Ups and downs are a part of the business where some losses tend to cause long-term economic damages. In cases where a negative element causes disruptions, businesses head to legal approaches for redressal. They move to the court to get compensated for losses caused by a third party. In addition, they also work towards preventing such damages in the future.
That’s what almost every business owner should do in case an unauthorized individual or organization takes the wrong route. But the question here is how much economic damage you can claim. For this, you need to understand how to evaluate the amount of loss caused by an act or an individual. Commonly used approaches to measure the impact include:
- Loss of Profit Measurement: For short-lived losses, a business can evaluate the loss of profit during the period. Measure the profits you have earned and compare them against what you would have earned if the damage wasn’t there. This provides a straight calculation of how much you should claim.
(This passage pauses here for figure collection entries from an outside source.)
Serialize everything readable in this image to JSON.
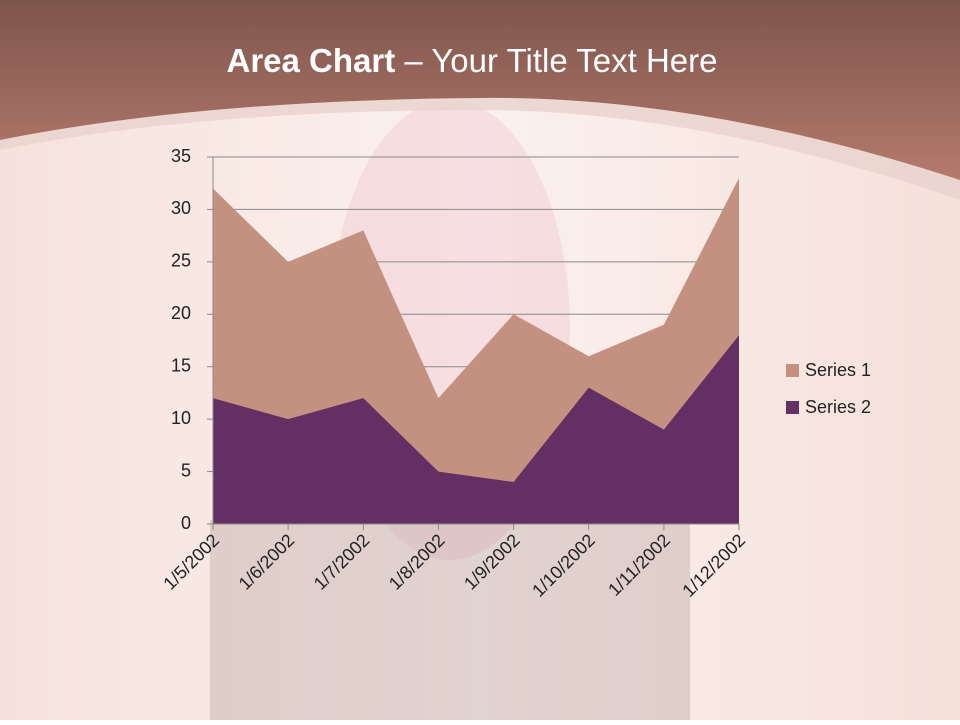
{
  "chart_data": {
    "type": "area",
    "title_parts": [
      "Area Chart",
      " – Your Title Text Here"
    ],
    "categories": [
      "1/5/2002",
      "1/6/2002",
      "1/7/2002",
      "1/8/2002",
      "1/9/2002",
      "1/10/2002",
      "1/11/2002",
      "1/12/2002"
    ],
    "series": [
      {
        "name": "Series 1",
        "color": "#c4907f",
        "values": [
          32,
          25,
          28,
          12,
          20,
          16,
          19,
          33
        ]
      },
      {
        "name": "Series 2",
        "color": "#643064",
        "values": [
          12,
          10,
          12,
          5,
          4,
          13,
          9,
          18
        ]
      }
    ],
    "ylim": [
      0,
      35
    ],
    "yticks": [
      0,
      5,
      10,
      15,
      20,
      25,
      30,
      35
    ],
    "grid": true,
    "legend": "right"
  }
}
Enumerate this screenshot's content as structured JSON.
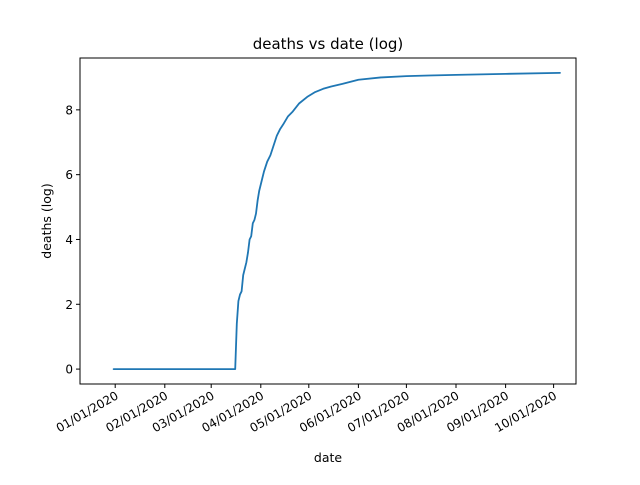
{
  "chart_data": {
    "type": "line",
    "title": "deaths vs date (log)",
    "xlabel": "date",
    "ylabel": "deaths (log)",
    "x_tick_labels": [
      "01/01/2020",
      "02/01/2020",
      "03/01/2020",
      "04/01/2020",
      "05/01/2020",
      "06/01/2020",
      "07/01/2020",
      "08/01/2020",
      "09/01/2020",
      "10/01/2020"
    ],
    "y_ticks": [
      0,
      2,
      4,
      6,
      8
    ],
    "xlim": [
      "2019-12-10",
      "2020-10-15"
    ],
    "ylim": [
      -0.46,
      9.6
    ],
    "grid": false,
    "line_color": "#1f77b4",
    "series": [
      {
        "x": [
          "2019-12-31",
          "2020-01-15",
          "2020-02-01",
          "2020-02-15",
          "2020-03-01",
          "2020-03-15",
          "2020-03-16",
          "2020-03-17",
          "2020-03-18",
          "2020-03-19",
          "2020-03-20",
          "2020-03-21",
          "2020-03-22",
          "2020-03-23",
          "2020-03-24",
          "2020-03-25",
          "2020-03-26",
          "2020-03-27",
          "2020-03-28",
          "2020-03-29",
          "2020-03-30",
          "2020-03-31",
          "2020-04-01",
          "2020-04-02",
          "2020-04-03",
          "2020-04-05",
          "2020-04-07",
          "2020-04-09",
          "2020-04-11",
          "2020-04-13",
          "2020-04-15",
          "2020-04-18",
          "2020-04-21",
          "2020-04-25",
          "2020-04-30",
          "2020-05-05",
          "2020-05-10",
          "2020-05-15",
          "2020-05-22",
          "2020-06-01",
          "2020-06-15",
          "2020-07-01",
          "2020-07-15",
          "2020-08-01",
          "2020-09-01",
          "2020-10-05"
        ],
        "values": [
          0,
          0,
          0,
          0,
          0,
          0,
          0,
          1.4,
          2.1,
          2.3,
          2.4,
          2.9,
          3.1,
          3.3,
          3.6,
          4.0,
          4.1,
          4.5,
          4.6,
          4.8,
          5.2,
          5.5,
          5.7,
          5.9,
          6.1,
          6.4,
          6.6,
          6.9,
          7.2,
          7.4,
          7.55,
          7.8,
          7.95,
          8.2,
          8.4,
          8.55,
          8.65,
          8.72,
          8.8,
          8.93,
          9.0,
          9.04,
          9.06,
          9.08,
          9.11,
          9.14
        ]
      }
    ]
  }
}
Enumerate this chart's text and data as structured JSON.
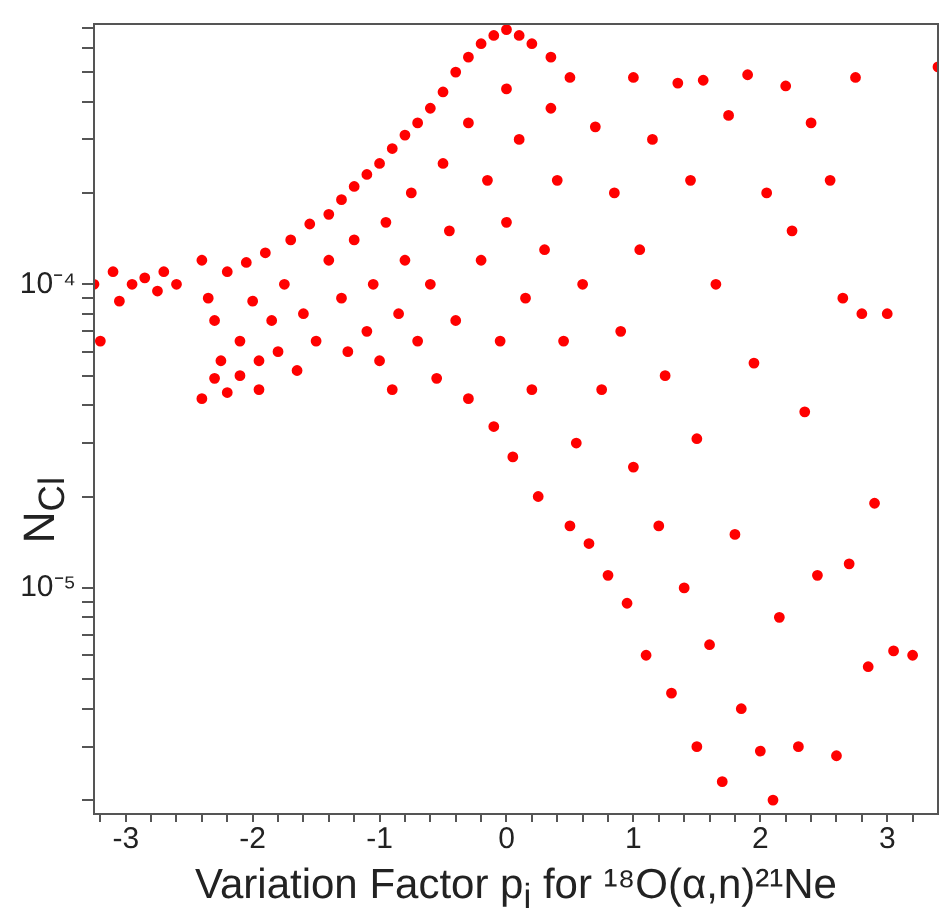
{
  "chart_data": {
    "type": "scatter",
    "xlabel": "Variation Factor p$_{i}$ for ¹⁸O(α,n)²¹Ne",
    "ylabel": "N$_{Cl}$",
    "log": "y",
    "grid": false,
    "legend": false,
    "marker": "circle",
    "xlim": [
      -3.25,
      3.4
    ],
    "ylim": [
      1.8e-06,
      0.00072
    ],
    "xticks": [
      {
        "value": -3.2,
        "label": null
      },
      -3,
      {
        "value": -2.8,
        "label": null
      },
      {
        "value": -2.6,
        "label": null
      },
      {
        "value": -2.4,
        "label": null
      },
      {
        "value": -2.2,
        "label": null
      },
      -2,
      {
        "value": -1.8,
        "label": null
      },
      {
        "value": -1.6,
        "label": null
      },
      {
        "value": -1.4,
        "label": null
      },
      {
        "value": -1.2,
        "label": null
      },
      -1,
      {
        "value": -0.8,
        "label": null
      },
      {
        "value": -0.6,
        "label": null
      },
      {
        "value": -0.4,
        "label": null
      },
      {
        "value": -0.2,
        "label": null
      },
      0,
      {
        "value": 0.2,
        "label": null
      },
      {
        "value": 0.4,
        "label": null
      },
      {
        "value": 0.6,
        "label": null
      },
      {
        "value": 0.8,
        "label": null
      },
      1,
      {
        "value": 1.2,
        "label": null
      },
      {
        "value": 1.4,
        "label": null
      },
      {
        "value": 1.6,
        "label": null
      },
      {
        "value": 1.8,
        "label": null
      },
      2,
      {
        "value": 2.2,
        "label": null
      },
      {
        "value": 2.4,
        "label": null
      },
      {
        "value": 2.6,
        "label": null
      },
      {
        "value": 2.8,
        "label": null
      },
      3,
      {
        "value": 3.2,
        "label": null
      }
    ],
    "yticks": [
      {
        "value": 2e-06,
        "label": null
      },
      {
        "value": 3e-06,
        "label": null
      },
      {
        "value": 4e-06,
        "label": null
      },
      {
        "value": 5e-06,
        "label": null
      },
      {
        "value": 6e-06,
        "label": null
      },
      {
        "value": 7e-06,
        "label": null
      },
      {
        "value": 8e-06,
        "label": null
      },
      {
        "value": 9e-06,
        "label": null
      },
      {
        "value": 1e-05,
        "label": "10⁻⁵"
      },
      {
        "value": 2e-05,
        "label": null
      },
      {
        "value": 3e-05,
        "label": null
      },
      {
        "value": 4e-05,
        "label": null
      },
      {
        "value": 5e-05,
        "label": null
      },
      {
        "value": 6e-05,
        "label": null
      },
      {
        "value": 7e-05,
        "label": null
      },
      {
        "value": 8e-05,
        "label": null
      },
      {
        "value": 9e-05,
        "label": null
      },
      {
        "value": 0.0001,
        "label": "10⁻⁴"
      },
      {
        "value": 0.0002,
        "label": null
      },
      {
        "value": 0.0003,
        "label": null
      },
      {
        "value": 0.0004,
        "label": null
      },
      {
        "value": 0.0005,
        "label": null
      },
      {
        "value": 0.0006,
        "label": null
      },
      {
        "value": 0.0007,
        "label": null
      }
    ],
    "series": [
      {
        "color": "#ff0000",
        "x": [
          -3.25,
          -3.2,
          -3.1,
          -3.05,
          -2.95,
          -2.85,
          -2.7,
          -2.6,
          -2.75,
          -2.4,
          -2.35,
          -2.3,
          -2.25,
          -2.2,
          -2.1,
          -2.05,
          -2,
          -1.95,
          -1.9,
          -1.85,
          -1.8,
          -1.75,
          -1.7,
          -1.65,
          -1.6,
          -1.55,
          -1.5,
          -2.3,
          -2.1,
          -2.4,
          -2.2,
          -1.95,
          -1.4,
          -1.3,
          -1.2,
          -1.1,
          -1.0,
          -0.9,
          -0.8,
          -0.7,
          -0.6,
          -0.5,
          -0.4,
          -0.3,
          -0.2,
          -0.1,
          0,
          0.1,
          0.2,
          0.35,
          -1.4,
          -1.3,
          -1.25,
          -1.2,
          -1.1,
          -1.05,
          -1.0,
          -0.95,
          -0.9,
          -0.85,
          -0.8,
          -0.75,
          -0.7,
          -0.6,
          -0.55,
          -0.5,
          -0.45,
          -0.4,
          -0.3,
          -0.3,
          -0.2,
          -0.15,
          -0.1,
          -0.05,
          0,
          0,
          0.05,
          0.1,
          0.15,
          0.2,
          0.25,
          0.3,
          0.35,
          0.4,
          0.45,
          0.5,
          0.5,
          0.55,
          0.6,
          0.65,
          0.7,
          0.75,
          0.8,
          0.85,
          0.9,
          0.95,
          1.0,
          1.0,
          1.05,
          1.1,
          1.15,
          1.2,
          1.25,
          1.3,
          1.35,
          1.4,
          1.45,
          1.5,
          1.5,
          1.55,
          1.6,
          1.65,
          1.7,
          1.75,
          1.8,
          1.85,
          1.9,
          1.95,
          2.0,
          2.05,
          2.1,
          2.15,
          2.2,
          2.25,
          2.3,
          2.35,
          2.4,
          2.45,
          2.55,
          2.6,
          2.65,
          2.7,
          2.75,
          2.8,
          2.85,
          2.9,
          3.0,
          3.05,
          3.2,
          3.4
        ],
        "values": [
          0.0001,
          6.5e-05,
          0.00011,
          8.8e-05,
          0.0001,
          0.000105,
          0.00011,
          0.0001,
          9.5e-05,
          0.00012,
          9e-05,
          7.6e-05,
          5.6e-05,
          0.00011,
          6.5e-05,
          0.000118,
          8.8e-05,
          5.6e-05,
          0.000127,
          7.6e-05,
          6e-05,
          0.0001,
          0.00014,
          5.2e-05,
          8e-05,
          0.000158,
          6.5e-05,
          4.9e-05,
          5e-05,
          4.2e-05,
          4.4e-05,
          4.5e-05,
          0.00017,
          0.00019,
          0.00021,
          0.00023,
          0.00025,
          0.00028,
          0.00031,
          0.00034,
          0.00038,
          0.00043,
          0.0005,
          0.00056,
          0.00062,
          0.00066,
          0.00069,
          0.00066,
          0.00062,
          0.00056,
          0.00012,
          9e-05,
          6e-05,
          0.00014,
          7e-05,
          0.0001,
          5.6e-05,
          0.00016,
          4.5e-05,
          8e-05,
          0.00012,
          0.0002,
          6.5e-05,
          0.0001,
          4.9e-05,
          0.00025,
          0.00015,
          7.6e-05,
          0.00034,
          4.2e-05,
          0.00012,
          0.00022,
          3.4e-05,
          6.5e-05,
          0.00044,
          0.00016,
          2.7e-05,
          0.0003,
          9e-05,
          4.5e-05,
          2e-05,
          0.00013,
          0.00038,
          0.00022,
          6.5e-05,
          1.6e-05,
          0.00048,
          3e-05,
          0.0001,
          1.4e-05,
          0.00033,
          4.5e-05,
          1.1e-05,
          0.0002,
          7e-05,
          8.9e-06,
          0.00048,
          2.5e-05,
          0.00013,
          6e-06,
          0.0003,
          1.6e-05,
          5e-05,
          4.5e-06,
          0.00046,
          1e-05,
          0.00022,
          3e-06,
          3.1e-05,
          0.00047,
          6.5e-06,
          0.0001,
          2.3e-06,
          0.00036,
          1.5e-05,
          4e-06,
          0.00049,
          5.5e-05,
          2.9e-06,
          0.0002,
          2e-06,
          8e-06,
          0.00045,
          0.00015,
          3e-06,
          3.8e-05,
          0.00034,
          1.1e-05,
          0.00022,
          2.8e-06,
          9e-05,
          1.2e-05,
          0.00048,
          8e-05,
          5.5e-06,
          1.9e-05,
          8e-05,
          6.2e-06,
          6e-06,
          0.00052
        ]
      }
    ]
  }
}
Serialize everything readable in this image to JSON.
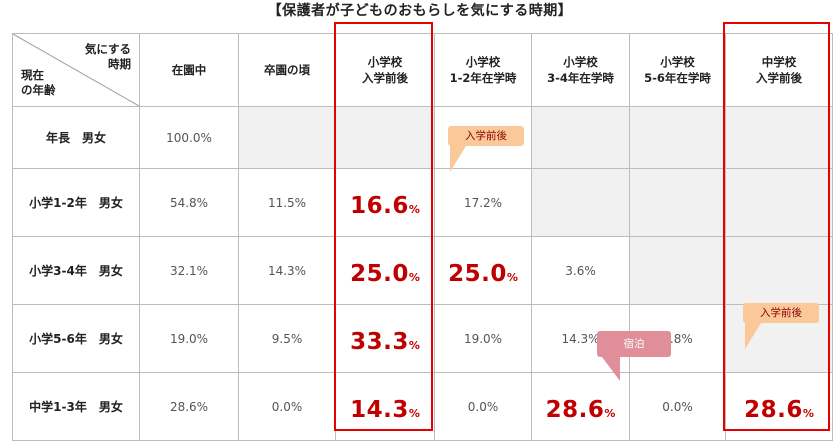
{
  "title": "【保護者が子どものおもらしを気にする時期】",
  "corner": {
    "top_line1": "気にする",
    "top_line2": "時期",
    "bottom_line1": "現在",
    "bottom_line2": "の年齢"
  },
  "columns": [
    {
      "line1": "在園中",
      "line2": ""
    },
    {
      "line1": "卒園の頃",
      "line2": ""
    },
    {
      "line1": "小学校",
      "line2": "入学前後"
    },
    {
      "line1": "小学校",
      "line2": "1-2年在学時"
    },
    {
      "line1": "小学校",
      "line2": "3-4年在学時"
    },
    {
      "line1": "小学校",
      "line2": "5-6年在学時"
    },
    {
      "line1": "中学校",
      "line2": "入学前後"
    }
  ],
  "rows": [
    {
      "label": "年長　男女",
      "cells": [
        "100.0%",
        "",
        "",
        "",
        "",
        "",
        ""
      ]
    },
    {
      "label": "小学1-2年　男女",
      "cells": [
        "54.8%",
        "11.5%",
        "16.6",
        "17.2%",
        "",
        "",
        ""
      ]
    },
    {
      "label": "小学3-4年　男女",
      "cells": [
        "32.1%",
        "14.3%",
        "25.0",
        "25.0",
        "3.6%",
        "",
        ""
      ]
    },
    {
      "label": "小学5-6年　男女",
      "cells": [
        "19.0%",
        "9.5%",
        "33.3",
        "19.0%",
        "14.3%",
        "4.8%",
        ""
      ]
    },
    {
      "label": "中学1-3年　男女",
      "cells": [
        "28.6%",
        "0.0%",
        "14.3",
        "0.0%",
        "28.6",
        "0.0%",
        "28.6"
      ]
    }
  ],
  "percent_sign": "%",
  "callouts": {
    "entry1": "入学前後",
    "entry2": "入学前後",
    "overnight": "宿泊"
  },
  "colors": {
    "highlight": "#c00000",
    "frame": "#e60000",
    "gray_cell": "#f1f1f1",
    "callout_orange": "#fbc89a",
    "callout_pink": "#e08f9a"
  }
}
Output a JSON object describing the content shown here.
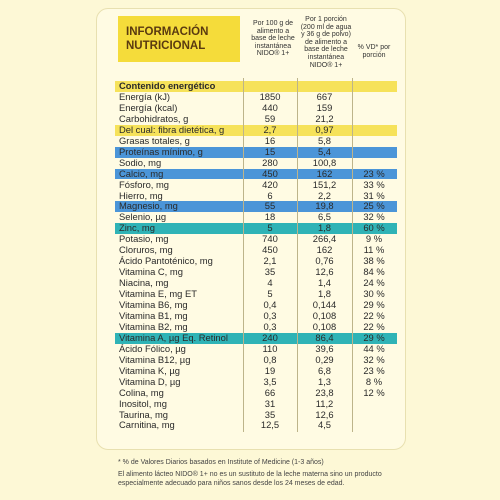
{
  "header": {
    "title": [
      "INFORMACIÓN",
      "NUTRICIONAL"
    ],
    "columns": [
      "Por 100 g de alimento a base de leche instantánea NIDO® 1+",
      "Por 1 porción (200 ml de agua y 36 g de polvo) de alimento a base de leche instantánea NIDO® 1+",
      "% VD* por porción"
    ]
  },
  "table": {
    "rows": [
      {
        "cells": [
          "Contenido energético"
        ],
        "color": "#f6e25a"
      },
      {
        "cells": [
          "Energía (kJ)",
          "1850",
          "667"
        ]
      },
      {
        "cells": [
          "Energía (kcal)",
          "440",
          "159"
        ]
      },
      {
        "cells": [
          "Carbohidratos, g",
          "59",
          "21,2"
        ]
      },
      {
        "cells": [
          "Del cual: fibra dietética, g",
          "2,7",
          "0,97"
        ],
        "color": "#f6e25a"
      },
      {
        "cells": [
          "Grasas totales, g",
          "16",
          "5,8"
        ]
      },
      {
        "cells": [
          "Proteínas mínimo, g",
          "15",
          "5,4"
        ],
        "color": "#4b95d8"
      },
      {
        "cells": [
          "Sodio, mg",
          "280",
          "100,8"
        ]
      },
      {
        "cells": [
          "Calcio, mg",
          "450",
          "162",
          "23 %"
        ],
        "color": "#4b95d8"
      },
      {
        "cells": [
          "Fósforo, mg",
          "420",
          "151,2",
          "33 %"
        ]
      },
      {
        "cells": [
          "Hierro, mg",
          "6",
          "2,2",
          "31 %"
        ]
      },
      {
        "cells": [
          "Magnesio, mg",
          "55",
          "19,8",
          "25 %"
        ],
        "color": "#4b95d8"
      },
      {
        "cells": [
          "Selenio, µg",
          "18",
          "6,5",
          "32 %"
        ]
      },
      {
        "cells": [
          "Zinc, mg",
          "5",
          "1,8",
          "60 %"
        ],
        "color": "#2fb3b6"
      },
      {
        "cells": [
          "Potasio, mg",
          "740",
          "266,4",
          "9 %"
        ]
      },
      {
        "cells": [
          "Cloruros, mg",
          "450",
          "162",
          "11 %"
        ]
      },
      {
        "cells": [
          "Ácido Pantoténico, mg",
          "2,1",
          "0,76",
          "38 %"
        ]
      },
      {
        "cells": [
          "Vitamina C, mg",
          "35",
          "12,6",
          "84 %"
        ]
      },
      {
        "cells": [
          "Niacina, mg",
          "4",
          "1,4",
          "24 %"
        ]
      },
      {
        "cells": [
          "Vitamina E, mg ET",
          "5",
          "1,8",
          "30 %"
        ]
      },
      {
        "cells": [
          "Vitamina B6, mg",
          "0,4",
          "0,144",
          "29 %"
        ]
      },
      {
        "cells": [
          "Vitamina B1, mg",
          "0,3",
          "0,108",
          "22 %"
        ]
      },
      {
        "cells": [
          "Vitamina B2, mg",
          "0,3",
          "0,108",
          "22 %"
        ]
      },
      {
        "cells": [
          "Vitamina A, µg  Eq. Retinol",
          "240",
          "86,4",
          "29 %"
        ],
        "color": "#2fb3b6"
      },
      {
        "cells": [
          "Ácido Fólico, µg",
          "110",
          "39,6",
          "44 %"
        ]
      },
      {
        "cells": [
          "Vitamina B12, µg",
          "0,8",
          "0,29",
          "32 %"
        ]
      },
      {
        "cells": [
          "Vitamina K, µg",
          "19",
          "6,8",
          "23 %"
        ]
      },
      {
        "cells": [
          "Vitamina D, µg",
          "3,5",
          "1,3",
          "8 %"
        ]
      },
      {
        "cells": [
          "Colina, mg",
          "66",
          "23,8",
          "12 %"
        ]
      },
      {
        "cells": [
          "Inositol, mg",
          "31",
          "11,2"
        ]
      },
      {
        "cells": [
          "Taurina, mg",
          "35",
          "12,6"
        ]
      },
      {
        "cells": [
          "Carnitina, mg",
          "12,5",
          "4,5"
        ]
      }
    ]
  },
  "footnotes": [
    "* % de Valores Diarios basados en Institute of Medicine (1-3 años)",
    "El alimento lácteo NIDO® 1+ no es un sustituto de la leche materna sino un producto especialmente adecuado para niños sanos desde los 24 meses de edad."
  ]
}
- Reasonable Royalty Method: When a brand’s secret is stolen, it leads to life losses. In such a case, you lose the profit only you would have earned. Thus, you can claim a reasonable royalty for the loss of intellectual property.
- Business Value Loss: A wrong information about a business can break its business value. This estimate of how much value your business lost to the act gives you a measure of the economic damage.
While measuring the loss in the first case is simple, it gets complicated in the others. You can hire a business valuation expert to analyze and provide accurate values that can cover your present and future losses.